Difference between ./ and sh in UNIX

sh file executes a shell-script file in a new shell process.

. file executes a shell-script file in the current shell process.

./file will execute the file in the current directory. The file can be a binary executable, or it can start with a hashbang line (the first line of the file in form of #!...., for example #!/usr/bin/ruby in a file would signify the script needs to be executed as a Ruby file). The file needs to have the executable flag set.


For example, if you have the script test.sh:

#!/bin/sh

TEST=present

and you execute it with sh test.sh, you'd launch a new sh (or rather bash, most likely, as one is softlinked to the other in modern systems), then define a new variable inside it, then exit. A subsequent echo $TEST prints an empty line - the variable is not set in the outer shell.

If you launch it using . test.sh, you'd execute the script using the current shell. The result of echo $TEST would print present.

If you launch it using ./test.sh, the first line #!/bin/sh would be detected, then it would be exactly as if you wrote /bin/sh ./test.sh, which in this case boils down to the first scenario. But if the hashbang line was, for example, #!/usr/bin/perl -w, the file would have been executed with /usr/bin/perl -w ./test.sh.

What is the difference between these two commands which are used to run shell script?

The difference between the two invocations is that ./import.sh is executing import.sh as a program, and . ./import.sh is evaluating it in your shell.

If "import.sh" were an ELF program (a compiled binary, not a shell script), . ./import.sh would not work.

If import.sh had a shebang at the top (like #!/bin/perl), you'd be in for a nasty surprise and a huge number of error messages if you tried to do . ./import.sh - unless the shebang happened to match your current shell, in which case it would accidentally work. Or if the Perl code were to somehow be a valid Bash script, which seems unlikely.

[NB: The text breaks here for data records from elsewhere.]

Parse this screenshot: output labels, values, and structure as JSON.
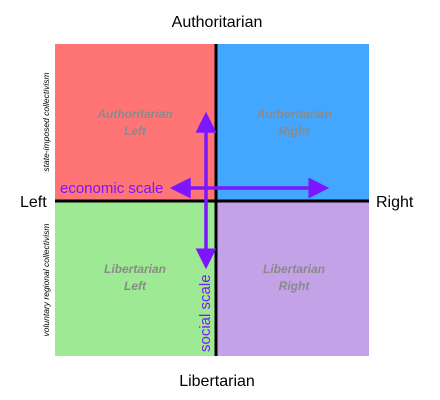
{
  "axes": {
    "top": "Authoritarian",
    "bottom": "Libertarian",
    "left": "Left",
    "right": "Right"
  },
  "side_labels": {
    "upper": "state-imposed collectivism",
    "lower": "voluntary regional collectivism"
  },
  "quadrants": {
    "top_left": {
      "line1": "Authoritarian",
      "line2": "Left",
      "color": "#ff7575"
    },
    "top_right": {
      "line1": "Authoritarian",
      "line2": "Right",
      "color": "#43a6ff"
    },
    "bottom_left": {
      "line1": "Libertarian",
      "line2": "Left",
      "color": "#9ee993"
    },
    "bottom_right": {
      "line1": "Libertarian",
      "line2": "Right",
      "color": "#c3a2e8"
    }
  },
  "scales": {
    "economic": "economic scale",
    "social": "social scale"
  },
  "colors": {
    "arrow": "#7b16ff",
    "quadrant_text": "#8a8a8a",
    "axis_line": "#000000"
  }
}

. ./import.sh is equivalent to source import.sh, and doesn't require that the file have the execute bit set (since it's interpreted by your already-running shell instead of spawned via exec). I assume this is the source of your error. Another difference is that ./import.sh runs in the current shell instead of a subshell, so any non-exported environment variables will affect the shell you used for the launch!

So, they're actually rather different. You usually want to ./import.sh unless you know what you're doing and understand the difference.

What's the difference between: . [script] or source [script], bash [script] or $SHELL [script], and ./ [script] or [script]?

. script and source script execute the contents of script in the current environment, i.e. without creating a subshell. On the upside this allows script to affect the current environment, for example changing environment variables or changing the current work directory. On the downside this allows script to affect the current environment, which is a potential security hazard.

bash script passes script to the bash interpreter to execute. Whatever shebang is given by script itself is ignored. ("Shebang" referring to the first line of script, which could e.g. read #!/bin/bash, or #!/usr/bin/perl, or #!/usr/bin/awk, to specify the interpreter to be used.)

$SHELL script passes script to whatever is your current shell interpreter to execute. That may, or may not, be bash. (The environment variable SHELL holds the name of your current shell interpreter. $SHELL, if running bash, is evaluated to /bin/bash, with the effect detailed in the previous paragraph.)

./script executes the contents of a file script in the current work directory. If there is no such file, an error is generated. The contents of $PATH have no effect on what happens.

script looks for a file script in the directories listed in $PATH, which may or may not include the current work directory. The first script found in this list of directories is executed, which may or may not be the one in your current work directory.